A few words about the poem and its subject matter: Caesar Emmanuel, (1902-1970) was a Greek poet, cousin of another Greek poet, Jean Moras (Ioannis A. Papadiamantopoulos). The quote above (in italics, aligned to the right under the title) was the inspiration for Nikos Kavvadias to write this poem, which was included in his 1933 poem collection titled Marabou. Parts of this poem were put into a song in the 1990s by Greek singer-songwriter Dimitris Zervoudakis, under the title Letter To A Poet. On the left-hand column, I number the stanzas; the stanzas that were put in the song are numbered in red. In the song, stanzas 9 and 6 (in that order) formed the chorus (that is first heard after the 4 th stanza). Another departure from the original is that, in stanza 11, the word perhaps is omitted from the song's lyrics. Youtube link for the song: https://www.youtube.com/watch?v=NxN96eq692I 1 I know something that could, Caesar, save you. Something that is always in an eternal state of change, Something that tears through the blurry lines of the horizons And without pause travels through the endless Earth. Something that would make the crow leave hurriedly, The crow that always covers your study's papers. To leave crowing in a coarse voice, flapping its wings, To some uninhabited valley of the South. Something that would make your wet, strange eyes, That are so loved by tender schoolgirls and silent poets, Joyfully and full of anticipation laugh, In a manner that as they say they have never laughed. I know something that could certainly save you. I, who have never known you, just think of it, I... A ship... To take you away Caesar, to take us away. A ship that I shall be driving very far. On a winter's day we'd depart. The tugboats would blow their horns as they would pass us by, The stinking waters the rain would spray, And the cranes at the docks would turn. The foreign cities would welcome us, The cities the most far-flung And I would introduce you to them so simply, As if to sweet women that I'd loved in times of old.
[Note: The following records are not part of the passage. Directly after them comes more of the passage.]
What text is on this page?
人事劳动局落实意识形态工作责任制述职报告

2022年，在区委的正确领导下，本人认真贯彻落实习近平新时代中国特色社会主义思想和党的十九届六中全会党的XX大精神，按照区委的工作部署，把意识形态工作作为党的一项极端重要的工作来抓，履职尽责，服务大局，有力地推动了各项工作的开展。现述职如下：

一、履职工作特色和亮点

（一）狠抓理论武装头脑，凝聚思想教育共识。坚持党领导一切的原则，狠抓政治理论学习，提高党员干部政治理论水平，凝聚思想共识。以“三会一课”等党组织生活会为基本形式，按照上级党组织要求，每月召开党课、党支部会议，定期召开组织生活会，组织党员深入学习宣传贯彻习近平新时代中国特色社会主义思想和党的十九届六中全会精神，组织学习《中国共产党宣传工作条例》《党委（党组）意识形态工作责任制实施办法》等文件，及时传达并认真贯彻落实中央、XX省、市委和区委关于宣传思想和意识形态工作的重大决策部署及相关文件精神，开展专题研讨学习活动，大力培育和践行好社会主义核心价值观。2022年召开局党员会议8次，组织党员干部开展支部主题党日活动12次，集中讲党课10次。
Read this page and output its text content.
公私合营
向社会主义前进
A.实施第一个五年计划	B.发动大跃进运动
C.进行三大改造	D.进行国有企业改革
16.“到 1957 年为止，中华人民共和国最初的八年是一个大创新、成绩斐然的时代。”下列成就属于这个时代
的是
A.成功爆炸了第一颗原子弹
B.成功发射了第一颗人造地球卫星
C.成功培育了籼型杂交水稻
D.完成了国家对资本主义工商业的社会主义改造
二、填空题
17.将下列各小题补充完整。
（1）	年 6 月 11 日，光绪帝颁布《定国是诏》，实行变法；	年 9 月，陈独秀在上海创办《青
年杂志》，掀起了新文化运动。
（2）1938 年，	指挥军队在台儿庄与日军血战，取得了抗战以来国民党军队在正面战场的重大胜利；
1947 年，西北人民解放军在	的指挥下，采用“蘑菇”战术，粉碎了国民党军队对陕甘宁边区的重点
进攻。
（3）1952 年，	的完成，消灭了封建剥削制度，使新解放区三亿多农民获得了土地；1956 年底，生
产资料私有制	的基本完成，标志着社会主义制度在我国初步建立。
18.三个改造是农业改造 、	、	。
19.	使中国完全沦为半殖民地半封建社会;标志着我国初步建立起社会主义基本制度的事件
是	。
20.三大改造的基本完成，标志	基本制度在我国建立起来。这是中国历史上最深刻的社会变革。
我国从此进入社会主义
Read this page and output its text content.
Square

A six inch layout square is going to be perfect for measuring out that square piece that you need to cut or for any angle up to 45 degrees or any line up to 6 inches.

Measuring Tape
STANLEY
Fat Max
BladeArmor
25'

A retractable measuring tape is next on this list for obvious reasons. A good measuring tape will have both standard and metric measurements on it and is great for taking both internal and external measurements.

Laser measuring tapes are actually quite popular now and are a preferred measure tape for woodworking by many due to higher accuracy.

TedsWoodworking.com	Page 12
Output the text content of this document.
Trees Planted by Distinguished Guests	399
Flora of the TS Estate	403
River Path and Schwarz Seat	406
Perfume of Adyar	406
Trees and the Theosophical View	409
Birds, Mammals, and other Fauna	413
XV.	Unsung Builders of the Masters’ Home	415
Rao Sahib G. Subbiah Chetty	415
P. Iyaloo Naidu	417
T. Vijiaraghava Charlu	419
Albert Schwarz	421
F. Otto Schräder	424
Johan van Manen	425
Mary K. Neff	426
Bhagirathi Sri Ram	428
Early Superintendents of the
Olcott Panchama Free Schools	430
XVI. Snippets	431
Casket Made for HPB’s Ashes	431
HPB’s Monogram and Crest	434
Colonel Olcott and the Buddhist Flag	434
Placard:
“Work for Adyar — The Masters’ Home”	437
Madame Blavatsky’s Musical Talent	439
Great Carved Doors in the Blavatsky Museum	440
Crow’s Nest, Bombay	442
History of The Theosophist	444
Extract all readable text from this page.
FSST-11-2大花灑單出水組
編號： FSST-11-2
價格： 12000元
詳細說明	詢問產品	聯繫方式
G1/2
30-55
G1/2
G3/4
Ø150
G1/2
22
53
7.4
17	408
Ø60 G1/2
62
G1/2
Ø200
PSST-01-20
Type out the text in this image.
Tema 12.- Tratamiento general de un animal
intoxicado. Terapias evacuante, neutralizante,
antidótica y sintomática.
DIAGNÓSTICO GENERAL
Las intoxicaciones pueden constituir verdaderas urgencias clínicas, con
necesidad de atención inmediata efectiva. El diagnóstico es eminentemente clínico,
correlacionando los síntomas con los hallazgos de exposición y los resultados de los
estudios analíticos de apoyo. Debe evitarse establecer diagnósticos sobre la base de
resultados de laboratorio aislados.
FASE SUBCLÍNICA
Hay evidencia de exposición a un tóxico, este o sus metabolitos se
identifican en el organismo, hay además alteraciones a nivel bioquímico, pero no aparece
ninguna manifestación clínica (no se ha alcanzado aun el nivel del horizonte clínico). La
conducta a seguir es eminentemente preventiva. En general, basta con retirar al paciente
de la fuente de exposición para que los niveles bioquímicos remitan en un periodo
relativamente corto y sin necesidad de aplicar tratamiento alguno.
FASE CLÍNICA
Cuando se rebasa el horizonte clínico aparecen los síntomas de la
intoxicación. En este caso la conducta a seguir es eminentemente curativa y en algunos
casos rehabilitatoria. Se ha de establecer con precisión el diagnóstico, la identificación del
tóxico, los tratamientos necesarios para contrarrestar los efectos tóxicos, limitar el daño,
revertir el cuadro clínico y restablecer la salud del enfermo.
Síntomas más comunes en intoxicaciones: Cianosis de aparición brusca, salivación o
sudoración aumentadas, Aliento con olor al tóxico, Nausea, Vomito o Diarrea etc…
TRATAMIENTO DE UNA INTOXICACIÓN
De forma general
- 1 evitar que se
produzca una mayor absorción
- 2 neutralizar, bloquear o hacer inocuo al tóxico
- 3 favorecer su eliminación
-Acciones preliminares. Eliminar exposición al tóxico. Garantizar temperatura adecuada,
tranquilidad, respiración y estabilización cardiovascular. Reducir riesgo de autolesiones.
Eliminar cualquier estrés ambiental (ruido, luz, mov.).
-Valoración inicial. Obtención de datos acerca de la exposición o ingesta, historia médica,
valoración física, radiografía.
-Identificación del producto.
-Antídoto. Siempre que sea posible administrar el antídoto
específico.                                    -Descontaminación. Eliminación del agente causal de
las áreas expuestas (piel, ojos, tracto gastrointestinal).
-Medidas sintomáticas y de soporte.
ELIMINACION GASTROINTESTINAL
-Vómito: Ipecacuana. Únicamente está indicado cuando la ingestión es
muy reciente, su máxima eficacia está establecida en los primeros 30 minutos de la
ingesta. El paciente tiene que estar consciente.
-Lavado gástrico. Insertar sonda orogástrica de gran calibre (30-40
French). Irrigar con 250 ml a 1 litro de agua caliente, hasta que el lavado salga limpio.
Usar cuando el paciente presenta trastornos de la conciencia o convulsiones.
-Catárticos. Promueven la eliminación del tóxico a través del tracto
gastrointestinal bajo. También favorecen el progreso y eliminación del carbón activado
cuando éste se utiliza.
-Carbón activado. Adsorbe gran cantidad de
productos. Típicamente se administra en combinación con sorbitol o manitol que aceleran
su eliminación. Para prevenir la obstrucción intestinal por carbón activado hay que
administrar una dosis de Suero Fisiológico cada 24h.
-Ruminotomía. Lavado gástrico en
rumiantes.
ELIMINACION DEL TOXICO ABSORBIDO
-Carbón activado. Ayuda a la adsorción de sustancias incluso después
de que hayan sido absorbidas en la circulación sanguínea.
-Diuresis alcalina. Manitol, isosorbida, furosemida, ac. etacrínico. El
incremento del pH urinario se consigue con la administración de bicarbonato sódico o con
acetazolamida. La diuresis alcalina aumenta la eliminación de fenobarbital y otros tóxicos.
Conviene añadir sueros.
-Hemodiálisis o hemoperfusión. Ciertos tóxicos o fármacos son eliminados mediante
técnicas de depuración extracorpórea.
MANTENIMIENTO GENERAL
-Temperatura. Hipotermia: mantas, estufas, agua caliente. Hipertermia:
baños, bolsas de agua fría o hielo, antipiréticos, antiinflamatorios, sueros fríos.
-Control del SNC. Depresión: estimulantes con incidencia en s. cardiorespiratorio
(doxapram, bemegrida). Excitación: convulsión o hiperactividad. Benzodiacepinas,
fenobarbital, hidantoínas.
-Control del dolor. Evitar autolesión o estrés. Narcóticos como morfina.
At night, on our watches, we'd tell Strange stories at the bridge, Of the constellations or the waves of the sea Of the weathers, the windless days, the routes. When the fog so thick would cover us, We'd hear the cries of the lighthouses And the ships unseen we'd hear, Wailing as they passed and drifted away. Far, so far away we'd travel, And the sun would always find us alone; You smoking Camel cigarettes, And me, in a corner, drinking whiskey. And an old lady in Annam, a painter of tattoos, An old lady in a noisy caf, A bleeding heart would paint on me And a bare, on your chest, skull And one night in Burma, or in Batavia, In the eyes of an Indian girl that would dance, Nude among the seventeen daggers, You would, perhaps, see Greta coming back. Ceasar, compared to a death in a bedroom, Compared to an earthen, mundane grave, Would it not be more poetic and beautiful, The translucent depth of the sea and the wild wave? Words grand, poetic, unrealised, Words common, hollow, smoke and ashes, That, as you read them, might make you pity me, Laughing and shaking your head. My sole request, though, would be, My verses not to mock. And as I for a brother have prayed, So I ask that you pray for a madman.